‘Días, meses, años’, de Yan Lianke

Días, meses, años

Yan Lianke

Traducción de Belén Cuadra Moras

Automática

Madrid, 2019

114 páginas

 

Por Ricardo Martínez Llorca / @rimllorca

La intuición de que la soledad no tendrá término, es, posiblemente, el gran miedo, de entre los miedos personales, que sobrecoge al hombre. La isla desierta dejó de ser un paraíso en manos de Daniel Defoe, que nos dictó que Robinson pasó las de Caín durante una estancia en la que lo peor fue no poder escuchar su propia voz. Los recursos a nuestra disposición para superar un trance de tal calado, son muy escasos y apenas dan para imaginar que al día siguiente puede haber un segundo de bondad que te permita justificar haber sobrevivido unas horas más. La maldición del solitario la supo interpretar Cormac MacCarthy, cuya literatura aturde de tanta potencia, en unos anuncios que podemos catalogar de postapocalípticos sin Apocalipsis previo.

Ahora llega a librerías este Días, meses, años, de Yan Lianke (Henan, 1958), que crea a un protagonista débil, un anciano, para enfrentarse a esa soledad sin aristas. Al terror individual se añade el social de la sequía. Que toda la tribu, toda la gente que ha sido tu sustrato se haya visto obligada a huir, a exiliarse, a dejarte atrás, dará lugar a un miedo que abarca no solo lo cósmico, lo divino, lo que no está en nuestra mano proteger, sino también lo humano. Supone gestar miedo a los hombres. La única compañía del anciano es un perro que ni siquiera puede ayudarle con la mirada. La supervivencia de ambos, que apenas pueden desplazarse, está en función de la población de ratones y el cuidado de una planta de maíz. El anciano afrontará la situación con un espíritu que nos lleva a preguntarnos qué necesidad tiene siquiera de mantener una brasa de dignidad. En realidad, ninguna. Y a pesar de ello, observa y cuida a las plantas respetando la belleza de un ser que nos permite alimentarnos y permite alimentar nuestros sentidos.

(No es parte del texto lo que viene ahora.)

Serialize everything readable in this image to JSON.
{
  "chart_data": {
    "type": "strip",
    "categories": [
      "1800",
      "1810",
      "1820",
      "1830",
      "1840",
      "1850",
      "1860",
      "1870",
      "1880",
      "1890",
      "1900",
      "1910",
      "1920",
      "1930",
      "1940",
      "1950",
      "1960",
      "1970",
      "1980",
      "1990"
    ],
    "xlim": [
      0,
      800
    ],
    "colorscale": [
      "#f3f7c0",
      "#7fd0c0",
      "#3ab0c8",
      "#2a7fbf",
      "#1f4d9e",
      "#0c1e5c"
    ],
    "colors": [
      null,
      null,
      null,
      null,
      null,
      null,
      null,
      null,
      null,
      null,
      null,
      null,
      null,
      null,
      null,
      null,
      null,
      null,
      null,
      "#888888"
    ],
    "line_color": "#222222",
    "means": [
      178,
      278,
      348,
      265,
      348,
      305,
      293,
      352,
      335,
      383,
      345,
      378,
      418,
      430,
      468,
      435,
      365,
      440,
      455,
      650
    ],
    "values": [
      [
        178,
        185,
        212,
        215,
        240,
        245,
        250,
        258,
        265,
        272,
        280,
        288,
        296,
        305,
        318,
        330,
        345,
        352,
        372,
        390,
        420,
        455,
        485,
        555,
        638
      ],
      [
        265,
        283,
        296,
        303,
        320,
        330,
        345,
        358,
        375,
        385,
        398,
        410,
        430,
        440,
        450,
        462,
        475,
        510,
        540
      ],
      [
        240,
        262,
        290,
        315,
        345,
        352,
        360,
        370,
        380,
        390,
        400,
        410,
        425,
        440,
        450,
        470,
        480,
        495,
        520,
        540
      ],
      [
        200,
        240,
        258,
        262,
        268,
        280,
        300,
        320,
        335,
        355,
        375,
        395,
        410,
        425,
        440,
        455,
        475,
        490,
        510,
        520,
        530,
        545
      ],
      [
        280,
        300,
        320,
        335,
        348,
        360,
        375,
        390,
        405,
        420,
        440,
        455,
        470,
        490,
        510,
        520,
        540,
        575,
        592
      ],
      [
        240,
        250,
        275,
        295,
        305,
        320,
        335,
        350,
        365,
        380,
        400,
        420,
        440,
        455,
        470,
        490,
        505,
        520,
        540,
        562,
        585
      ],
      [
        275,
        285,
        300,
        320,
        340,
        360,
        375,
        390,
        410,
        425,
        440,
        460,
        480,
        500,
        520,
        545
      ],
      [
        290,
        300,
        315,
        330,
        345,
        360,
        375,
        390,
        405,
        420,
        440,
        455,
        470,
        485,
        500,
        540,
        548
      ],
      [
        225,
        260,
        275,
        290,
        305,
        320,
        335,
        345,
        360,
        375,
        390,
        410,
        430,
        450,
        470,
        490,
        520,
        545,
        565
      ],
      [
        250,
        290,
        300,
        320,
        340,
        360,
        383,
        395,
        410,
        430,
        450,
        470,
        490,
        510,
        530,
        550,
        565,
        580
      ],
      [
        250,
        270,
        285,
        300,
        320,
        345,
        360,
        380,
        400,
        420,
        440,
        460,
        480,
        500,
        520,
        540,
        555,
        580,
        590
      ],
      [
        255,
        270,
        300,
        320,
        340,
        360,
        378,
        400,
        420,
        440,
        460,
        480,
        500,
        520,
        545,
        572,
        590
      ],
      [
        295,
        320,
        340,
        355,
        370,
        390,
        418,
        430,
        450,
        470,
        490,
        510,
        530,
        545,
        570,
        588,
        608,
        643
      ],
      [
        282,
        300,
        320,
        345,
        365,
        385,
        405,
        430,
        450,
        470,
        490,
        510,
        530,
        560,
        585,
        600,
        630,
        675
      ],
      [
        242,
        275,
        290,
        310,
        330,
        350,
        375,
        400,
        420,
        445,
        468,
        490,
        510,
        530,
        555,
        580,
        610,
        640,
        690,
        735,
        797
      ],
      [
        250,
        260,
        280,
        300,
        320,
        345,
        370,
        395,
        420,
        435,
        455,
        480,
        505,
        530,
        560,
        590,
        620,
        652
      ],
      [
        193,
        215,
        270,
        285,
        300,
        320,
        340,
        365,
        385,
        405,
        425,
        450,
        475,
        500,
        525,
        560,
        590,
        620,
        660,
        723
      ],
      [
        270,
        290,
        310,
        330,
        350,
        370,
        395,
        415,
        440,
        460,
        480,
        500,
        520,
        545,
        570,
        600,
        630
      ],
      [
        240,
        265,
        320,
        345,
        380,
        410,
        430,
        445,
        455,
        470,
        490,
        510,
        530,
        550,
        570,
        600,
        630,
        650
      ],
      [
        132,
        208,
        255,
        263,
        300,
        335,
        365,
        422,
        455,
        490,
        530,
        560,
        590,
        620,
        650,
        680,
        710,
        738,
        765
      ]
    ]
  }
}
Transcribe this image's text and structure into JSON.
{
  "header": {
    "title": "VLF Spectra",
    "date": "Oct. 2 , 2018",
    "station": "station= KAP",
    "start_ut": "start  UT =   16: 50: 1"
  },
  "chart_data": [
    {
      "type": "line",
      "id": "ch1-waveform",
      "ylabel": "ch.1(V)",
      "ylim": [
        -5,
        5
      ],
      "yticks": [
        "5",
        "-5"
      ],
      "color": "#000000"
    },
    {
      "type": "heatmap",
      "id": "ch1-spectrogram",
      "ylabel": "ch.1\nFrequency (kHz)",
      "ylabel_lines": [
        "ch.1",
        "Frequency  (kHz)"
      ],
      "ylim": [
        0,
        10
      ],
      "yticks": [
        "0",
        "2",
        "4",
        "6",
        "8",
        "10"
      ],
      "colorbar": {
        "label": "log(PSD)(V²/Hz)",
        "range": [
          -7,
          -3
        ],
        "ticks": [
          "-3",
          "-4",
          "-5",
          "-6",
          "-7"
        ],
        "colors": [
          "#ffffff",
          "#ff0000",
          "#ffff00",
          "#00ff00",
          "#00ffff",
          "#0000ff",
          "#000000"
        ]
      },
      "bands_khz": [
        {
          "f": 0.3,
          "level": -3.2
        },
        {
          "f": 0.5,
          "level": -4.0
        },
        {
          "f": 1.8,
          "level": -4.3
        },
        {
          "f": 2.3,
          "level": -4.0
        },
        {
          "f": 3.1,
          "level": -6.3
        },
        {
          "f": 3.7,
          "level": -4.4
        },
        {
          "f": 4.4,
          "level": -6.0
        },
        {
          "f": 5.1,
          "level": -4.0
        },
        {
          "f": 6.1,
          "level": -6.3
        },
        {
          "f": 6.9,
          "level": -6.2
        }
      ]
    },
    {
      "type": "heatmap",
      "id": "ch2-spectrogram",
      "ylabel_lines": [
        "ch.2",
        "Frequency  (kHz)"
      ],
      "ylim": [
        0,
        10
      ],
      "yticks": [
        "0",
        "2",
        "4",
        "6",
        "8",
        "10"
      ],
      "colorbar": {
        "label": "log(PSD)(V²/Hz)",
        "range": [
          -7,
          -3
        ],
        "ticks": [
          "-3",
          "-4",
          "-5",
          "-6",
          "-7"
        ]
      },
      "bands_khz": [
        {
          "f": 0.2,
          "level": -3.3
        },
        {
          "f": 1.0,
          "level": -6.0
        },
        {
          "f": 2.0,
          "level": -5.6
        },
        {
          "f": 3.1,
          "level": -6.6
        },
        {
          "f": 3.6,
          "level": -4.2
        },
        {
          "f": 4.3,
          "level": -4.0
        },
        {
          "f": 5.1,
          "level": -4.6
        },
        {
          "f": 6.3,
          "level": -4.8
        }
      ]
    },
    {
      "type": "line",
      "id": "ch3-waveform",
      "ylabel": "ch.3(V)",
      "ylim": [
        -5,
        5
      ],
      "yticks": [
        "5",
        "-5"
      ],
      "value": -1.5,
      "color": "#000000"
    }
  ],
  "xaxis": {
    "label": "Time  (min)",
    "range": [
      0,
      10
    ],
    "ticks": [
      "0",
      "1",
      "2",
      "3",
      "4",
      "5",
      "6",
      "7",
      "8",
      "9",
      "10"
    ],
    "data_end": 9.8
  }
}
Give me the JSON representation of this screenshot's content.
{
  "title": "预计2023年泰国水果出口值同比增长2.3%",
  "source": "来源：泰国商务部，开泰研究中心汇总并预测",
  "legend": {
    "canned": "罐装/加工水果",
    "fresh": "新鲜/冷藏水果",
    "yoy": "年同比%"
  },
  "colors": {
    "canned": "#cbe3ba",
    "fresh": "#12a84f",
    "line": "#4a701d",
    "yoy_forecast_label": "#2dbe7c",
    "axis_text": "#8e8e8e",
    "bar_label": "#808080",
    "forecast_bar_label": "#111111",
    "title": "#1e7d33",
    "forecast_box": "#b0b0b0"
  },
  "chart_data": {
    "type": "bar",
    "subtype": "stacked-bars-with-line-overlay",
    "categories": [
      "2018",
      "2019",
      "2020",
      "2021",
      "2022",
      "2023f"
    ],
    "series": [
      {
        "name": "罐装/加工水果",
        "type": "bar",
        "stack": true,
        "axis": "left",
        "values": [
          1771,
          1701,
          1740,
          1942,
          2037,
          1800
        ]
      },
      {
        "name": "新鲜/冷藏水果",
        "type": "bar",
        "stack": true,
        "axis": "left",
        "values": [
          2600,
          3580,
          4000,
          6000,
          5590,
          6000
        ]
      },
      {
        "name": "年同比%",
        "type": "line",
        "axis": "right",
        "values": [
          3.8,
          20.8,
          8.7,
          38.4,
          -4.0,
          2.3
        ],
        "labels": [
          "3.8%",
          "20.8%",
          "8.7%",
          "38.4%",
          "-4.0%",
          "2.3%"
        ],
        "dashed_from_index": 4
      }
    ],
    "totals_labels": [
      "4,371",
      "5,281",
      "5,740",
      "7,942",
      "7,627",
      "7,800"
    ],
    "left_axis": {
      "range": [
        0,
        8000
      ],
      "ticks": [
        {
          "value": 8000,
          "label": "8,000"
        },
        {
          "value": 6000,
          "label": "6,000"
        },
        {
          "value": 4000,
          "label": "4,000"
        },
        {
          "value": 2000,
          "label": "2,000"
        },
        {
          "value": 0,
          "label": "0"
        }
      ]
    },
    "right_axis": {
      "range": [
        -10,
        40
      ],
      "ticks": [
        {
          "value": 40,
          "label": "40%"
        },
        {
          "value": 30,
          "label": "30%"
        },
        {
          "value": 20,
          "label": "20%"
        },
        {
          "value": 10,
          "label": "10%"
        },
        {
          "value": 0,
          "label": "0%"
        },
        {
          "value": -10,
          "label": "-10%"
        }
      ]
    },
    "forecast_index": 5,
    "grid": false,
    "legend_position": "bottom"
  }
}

Lianke, al contrario que MacCarthy, trata la novela con el cuidado de quien ama a sus criaturas. Construye un texto hermoso, en el sentido en que son hermosas las alegorías, en el que nos recuerda que nuestro planeta, el planeta de los hombres, no es nada sin el mundo campesino. Y que el mundo campesino no es únicamente el del Beatus Ille ni el del Ángelus de Millet.